As a resolution, like many of the items the council passes, this approval doesn’t have any concrete effect. But if the city does declare either a public-health emergency or crisis — the councilors used each of those words at various times, though they have somewhat different meanings to the health commission — the city of Boston again would be empowering a body that became the target of criticism earlier this year for its unilateral action under an emergency declaration.

City Councilor Erin Murphy, the body’s public-health chair and, earlier this year, a critic of the BPHC’s continued usage of the public-health emergency declaration to keep making decisions without any open meetings, said there are some questions.

“Traffic safety for pedestrians and those who are trying to get around the city is of utmost importance — (as) chair of public health I’d want to learn more about what the public health commission would add,” she said.

When Mayor Michelle Wu’s administration and the Boston Public Health Commission were asked about whether such a declaration about traffic safety is on the table and what it would mean, the administration said it’s looking into it.

“The relevant City and Boston Public Health Commission teams are reviewing the council’s resolution,” Wu’s office said in a statement. “We are committed to protecting our residents and ensuring safety on Boston’s streets.”

When asked what this would mean in practice, Flynn said he’d need to engage the BPHC in a more formal way to work on actual logistics.

Two years ago, in March 2020, that BPHC declared the COVID-19 pandemic a public-health emergency, a move that vested in its executive director wide latitude to take unilateral actions around masking rules, business restrictions and, eventually, vaccine requirements.

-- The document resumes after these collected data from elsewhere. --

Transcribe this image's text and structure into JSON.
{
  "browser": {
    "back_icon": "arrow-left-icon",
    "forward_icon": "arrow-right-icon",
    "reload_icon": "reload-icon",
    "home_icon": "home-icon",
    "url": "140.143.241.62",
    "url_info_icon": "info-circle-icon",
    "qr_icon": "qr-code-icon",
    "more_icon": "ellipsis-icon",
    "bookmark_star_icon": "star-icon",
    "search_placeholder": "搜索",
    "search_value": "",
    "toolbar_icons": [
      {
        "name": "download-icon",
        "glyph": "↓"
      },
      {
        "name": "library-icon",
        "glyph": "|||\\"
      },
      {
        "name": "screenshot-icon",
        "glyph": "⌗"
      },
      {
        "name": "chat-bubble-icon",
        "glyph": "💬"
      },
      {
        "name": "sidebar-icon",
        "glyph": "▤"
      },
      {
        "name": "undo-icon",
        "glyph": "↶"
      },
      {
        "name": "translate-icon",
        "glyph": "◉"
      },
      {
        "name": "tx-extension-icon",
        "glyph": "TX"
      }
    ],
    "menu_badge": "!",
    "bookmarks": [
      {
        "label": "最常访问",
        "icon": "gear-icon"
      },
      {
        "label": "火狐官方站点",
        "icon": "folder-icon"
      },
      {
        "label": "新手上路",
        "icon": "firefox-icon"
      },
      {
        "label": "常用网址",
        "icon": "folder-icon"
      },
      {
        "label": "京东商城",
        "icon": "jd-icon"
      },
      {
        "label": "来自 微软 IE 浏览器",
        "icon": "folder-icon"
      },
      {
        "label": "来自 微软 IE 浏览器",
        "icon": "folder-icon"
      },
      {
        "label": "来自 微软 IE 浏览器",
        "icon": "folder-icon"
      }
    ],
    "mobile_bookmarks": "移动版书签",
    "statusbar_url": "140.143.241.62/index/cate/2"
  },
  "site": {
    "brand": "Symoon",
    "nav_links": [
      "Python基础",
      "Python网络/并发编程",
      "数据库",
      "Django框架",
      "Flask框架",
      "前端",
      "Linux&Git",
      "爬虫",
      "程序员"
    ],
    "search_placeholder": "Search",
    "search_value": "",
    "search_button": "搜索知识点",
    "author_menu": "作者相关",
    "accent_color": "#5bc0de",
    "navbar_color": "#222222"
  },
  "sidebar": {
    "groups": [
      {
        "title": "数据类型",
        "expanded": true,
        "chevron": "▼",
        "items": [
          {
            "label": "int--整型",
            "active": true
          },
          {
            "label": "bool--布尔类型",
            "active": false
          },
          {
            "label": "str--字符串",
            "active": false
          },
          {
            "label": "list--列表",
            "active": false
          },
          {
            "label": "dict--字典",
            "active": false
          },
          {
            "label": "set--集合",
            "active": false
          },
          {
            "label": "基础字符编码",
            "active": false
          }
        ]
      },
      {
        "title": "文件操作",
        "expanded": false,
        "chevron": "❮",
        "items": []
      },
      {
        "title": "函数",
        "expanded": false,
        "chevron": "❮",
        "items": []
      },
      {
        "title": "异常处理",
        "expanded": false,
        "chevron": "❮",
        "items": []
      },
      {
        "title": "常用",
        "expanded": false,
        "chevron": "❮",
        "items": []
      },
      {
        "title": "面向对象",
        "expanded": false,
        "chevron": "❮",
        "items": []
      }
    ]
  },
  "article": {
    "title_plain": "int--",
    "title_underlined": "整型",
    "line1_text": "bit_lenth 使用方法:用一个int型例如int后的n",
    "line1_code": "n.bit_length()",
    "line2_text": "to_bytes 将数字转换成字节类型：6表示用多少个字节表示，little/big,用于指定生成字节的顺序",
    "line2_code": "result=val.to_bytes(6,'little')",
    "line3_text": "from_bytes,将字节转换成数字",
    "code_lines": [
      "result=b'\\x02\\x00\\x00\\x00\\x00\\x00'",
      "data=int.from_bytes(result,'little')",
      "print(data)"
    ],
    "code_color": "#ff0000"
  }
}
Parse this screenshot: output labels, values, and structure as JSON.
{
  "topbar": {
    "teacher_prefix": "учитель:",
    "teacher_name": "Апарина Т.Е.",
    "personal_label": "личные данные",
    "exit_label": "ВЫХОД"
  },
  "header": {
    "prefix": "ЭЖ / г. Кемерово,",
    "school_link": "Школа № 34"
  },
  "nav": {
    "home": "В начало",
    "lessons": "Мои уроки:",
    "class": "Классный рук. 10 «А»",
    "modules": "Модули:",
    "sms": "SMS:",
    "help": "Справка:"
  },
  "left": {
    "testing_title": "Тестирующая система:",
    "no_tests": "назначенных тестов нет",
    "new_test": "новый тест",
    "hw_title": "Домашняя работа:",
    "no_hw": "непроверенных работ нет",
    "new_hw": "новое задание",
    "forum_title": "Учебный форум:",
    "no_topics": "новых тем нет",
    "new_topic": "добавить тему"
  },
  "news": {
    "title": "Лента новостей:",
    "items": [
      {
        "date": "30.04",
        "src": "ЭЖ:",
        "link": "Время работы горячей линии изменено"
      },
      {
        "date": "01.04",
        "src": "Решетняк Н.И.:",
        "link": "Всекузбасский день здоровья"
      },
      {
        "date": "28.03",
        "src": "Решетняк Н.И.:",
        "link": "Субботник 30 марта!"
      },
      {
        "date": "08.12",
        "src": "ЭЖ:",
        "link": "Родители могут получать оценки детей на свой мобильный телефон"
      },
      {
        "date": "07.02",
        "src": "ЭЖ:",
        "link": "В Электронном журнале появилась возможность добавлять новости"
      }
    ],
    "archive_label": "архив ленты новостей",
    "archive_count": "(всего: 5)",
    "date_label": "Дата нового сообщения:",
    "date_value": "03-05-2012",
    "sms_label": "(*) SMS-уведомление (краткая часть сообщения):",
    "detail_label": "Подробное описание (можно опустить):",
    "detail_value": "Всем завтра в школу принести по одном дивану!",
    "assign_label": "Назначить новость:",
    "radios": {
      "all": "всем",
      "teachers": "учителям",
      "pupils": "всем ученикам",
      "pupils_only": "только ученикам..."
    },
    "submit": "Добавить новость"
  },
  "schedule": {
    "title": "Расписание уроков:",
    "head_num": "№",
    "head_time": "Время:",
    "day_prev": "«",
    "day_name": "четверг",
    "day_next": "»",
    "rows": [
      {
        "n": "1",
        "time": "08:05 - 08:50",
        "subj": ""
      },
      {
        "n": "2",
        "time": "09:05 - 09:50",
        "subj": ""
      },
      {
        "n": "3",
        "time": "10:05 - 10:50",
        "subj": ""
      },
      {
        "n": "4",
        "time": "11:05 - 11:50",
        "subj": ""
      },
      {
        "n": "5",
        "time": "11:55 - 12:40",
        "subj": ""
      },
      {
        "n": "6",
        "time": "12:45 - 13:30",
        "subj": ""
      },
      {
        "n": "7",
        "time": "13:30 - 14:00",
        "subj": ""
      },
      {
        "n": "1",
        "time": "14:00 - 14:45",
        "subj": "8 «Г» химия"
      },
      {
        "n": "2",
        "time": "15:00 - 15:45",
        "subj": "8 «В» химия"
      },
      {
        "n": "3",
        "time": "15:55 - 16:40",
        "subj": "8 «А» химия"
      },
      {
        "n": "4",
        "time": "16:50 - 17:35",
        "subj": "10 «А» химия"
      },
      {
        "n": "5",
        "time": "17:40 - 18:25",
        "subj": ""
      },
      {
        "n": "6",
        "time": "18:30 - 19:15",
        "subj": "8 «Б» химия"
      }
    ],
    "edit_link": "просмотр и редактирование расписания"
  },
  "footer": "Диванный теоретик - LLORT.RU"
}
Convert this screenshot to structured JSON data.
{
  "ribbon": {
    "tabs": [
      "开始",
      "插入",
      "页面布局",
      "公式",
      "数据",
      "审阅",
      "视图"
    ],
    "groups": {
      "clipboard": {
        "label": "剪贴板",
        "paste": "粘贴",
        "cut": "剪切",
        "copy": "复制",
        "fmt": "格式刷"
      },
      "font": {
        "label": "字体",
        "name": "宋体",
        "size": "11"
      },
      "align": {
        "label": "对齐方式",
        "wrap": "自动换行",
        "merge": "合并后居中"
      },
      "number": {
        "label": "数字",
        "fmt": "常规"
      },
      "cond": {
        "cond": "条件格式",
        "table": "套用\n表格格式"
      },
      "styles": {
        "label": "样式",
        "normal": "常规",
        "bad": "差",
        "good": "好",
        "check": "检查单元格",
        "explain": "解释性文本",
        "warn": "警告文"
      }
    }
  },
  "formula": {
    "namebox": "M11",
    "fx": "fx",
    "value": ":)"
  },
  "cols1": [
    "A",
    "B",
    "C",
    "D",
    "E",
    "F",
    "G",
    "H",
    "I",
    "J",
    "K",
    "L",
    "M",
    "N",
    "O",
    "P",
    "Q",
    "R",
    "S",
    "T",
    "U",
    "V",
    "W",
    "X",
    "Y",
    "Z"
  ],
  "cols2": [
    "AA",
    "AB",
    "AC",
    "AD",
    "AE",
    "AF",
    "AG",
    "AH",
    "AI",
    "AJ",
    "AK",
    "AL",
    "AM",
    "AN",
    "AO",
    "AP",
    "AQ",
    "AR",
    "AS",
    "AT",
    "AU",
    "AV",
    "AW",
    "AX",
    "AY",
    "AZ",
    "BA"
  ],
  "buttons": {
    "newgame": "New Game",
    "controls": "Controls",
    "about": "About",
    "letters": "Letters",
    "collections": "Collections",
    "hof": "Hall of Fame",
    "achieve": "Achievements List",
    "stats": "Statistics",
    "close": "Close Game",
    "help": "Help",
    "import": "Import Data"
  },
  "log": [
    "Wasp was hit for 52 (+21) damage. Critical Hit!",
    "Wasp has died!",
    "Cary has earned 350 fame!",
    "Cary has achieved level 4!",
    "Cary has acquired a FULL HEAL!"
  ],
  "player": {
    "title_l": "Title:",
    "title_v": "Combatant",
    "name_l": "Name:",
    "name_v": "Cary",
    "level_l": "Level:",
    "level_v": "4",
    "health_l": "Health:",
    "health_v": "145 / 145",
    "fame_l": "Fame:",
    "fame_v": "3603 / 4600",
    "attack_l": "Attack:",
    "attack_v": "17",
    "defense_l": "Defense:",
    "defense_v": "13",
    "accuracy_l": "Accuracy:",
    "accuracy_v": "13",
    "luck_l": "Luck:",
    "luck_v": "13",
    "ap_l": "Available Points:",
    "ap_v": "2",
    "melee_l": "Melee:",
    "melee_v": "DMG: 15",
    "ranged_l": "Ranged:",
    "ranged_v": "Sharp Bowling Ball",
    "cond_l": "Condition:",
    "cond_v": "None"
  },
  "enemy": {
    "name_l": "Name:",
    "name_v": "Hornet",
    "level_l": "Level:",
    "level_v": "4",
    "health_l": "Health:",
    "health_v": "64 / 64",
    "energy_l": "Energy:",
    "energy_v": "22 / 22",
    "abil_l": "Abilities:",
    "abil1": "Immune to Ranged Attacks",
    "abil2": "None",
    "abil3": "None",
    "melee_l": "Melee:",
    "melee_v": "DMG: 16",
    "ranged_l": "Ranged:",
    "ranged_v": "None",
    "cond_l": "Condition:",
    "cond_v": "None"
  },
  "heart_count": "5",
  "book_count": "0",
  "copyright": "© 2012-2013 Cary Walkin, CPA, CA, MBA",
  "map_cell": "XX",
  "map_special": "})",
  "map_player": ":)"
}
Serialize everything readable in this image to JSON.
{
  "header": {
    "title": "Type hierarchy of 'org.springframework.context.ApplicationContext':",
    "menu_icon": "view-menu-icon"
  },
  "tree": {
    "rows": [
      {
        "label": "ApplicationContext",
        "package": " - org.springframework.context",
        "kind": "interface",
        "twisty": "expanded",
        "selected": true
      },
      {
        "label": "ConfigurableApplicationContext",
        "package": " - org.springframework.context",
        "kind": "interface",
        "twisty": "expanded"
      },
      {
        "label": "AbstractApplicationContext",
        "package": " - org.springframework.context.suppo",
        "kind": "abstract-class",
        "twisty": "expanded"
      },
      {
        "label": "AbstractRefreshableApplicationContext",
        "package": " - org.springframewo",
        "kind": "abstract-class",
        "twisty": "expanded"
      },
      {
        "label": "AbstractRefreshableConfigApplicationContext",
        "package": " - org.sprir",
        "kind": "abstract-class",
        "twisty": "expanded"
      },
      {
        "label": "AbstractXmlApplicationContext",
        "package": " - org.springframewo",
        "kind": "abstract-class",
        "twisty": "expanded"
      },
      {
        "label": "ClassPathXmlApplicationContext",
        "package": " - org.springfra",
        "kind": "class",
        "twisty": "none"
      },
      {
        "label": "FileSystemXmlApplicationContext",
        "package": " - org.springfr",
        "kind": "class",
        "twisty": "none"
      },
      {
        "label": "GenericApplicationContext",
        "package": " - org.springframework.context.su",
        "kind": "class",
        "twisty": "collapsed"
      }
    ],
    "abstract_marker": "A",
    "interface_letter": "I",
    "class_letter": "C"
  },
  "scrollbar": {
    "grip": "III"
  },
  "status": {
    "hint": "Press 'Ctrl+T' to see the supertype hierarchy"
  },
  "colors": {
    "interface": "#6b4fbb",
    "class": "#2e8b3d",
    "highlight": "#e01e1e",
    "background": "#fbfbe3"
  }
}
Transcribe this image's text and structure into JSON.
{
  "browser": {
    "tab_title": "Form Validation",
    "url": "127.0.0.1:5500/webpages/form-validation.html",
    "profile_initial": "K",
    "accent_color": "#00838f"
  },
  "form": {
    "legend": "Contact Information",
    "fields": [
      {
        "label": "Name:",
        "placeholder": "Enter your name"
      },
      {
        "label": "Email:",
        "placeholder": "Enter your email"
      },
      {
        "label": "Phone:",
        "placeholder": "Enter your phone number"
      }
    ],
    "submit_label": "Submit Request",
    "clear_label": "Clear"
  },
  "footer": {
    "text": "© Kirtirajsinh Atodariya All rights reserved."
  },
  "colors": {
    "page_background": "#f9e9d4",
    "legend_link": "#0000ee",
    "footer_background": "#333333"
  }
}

That declaration remained in place through this winter, eventually leading to criticism that the commission was making a questionable application of state law and failing to be transparent or responsive around major pandemic-related decisions.

The commission eventually rescinded the order this March.

Somewhat different — though the city didn’t provide quite how — is a “crisis” declaration, which then-Mayor Marty Walsh made in June 2020 about racism, signing and executive order that proclaims that “racism constitutes an emergency and public health crisis in the City of Boston.”

The executive order, which followed a similar request from City Councilor Ricardo Arroyo, similarly called upon the BPHC — as well as the department of Health and Human Resources, which doesn’t exist in the same form after Wu shuffled the roles of top health officials — to work with all other city departments on improving policies around race.

The order, whose eight main objectives are generally broad statements such as “Engage historically marginalized communities in identifying problems and solutions and supporting community-driven responses,” remains in effect.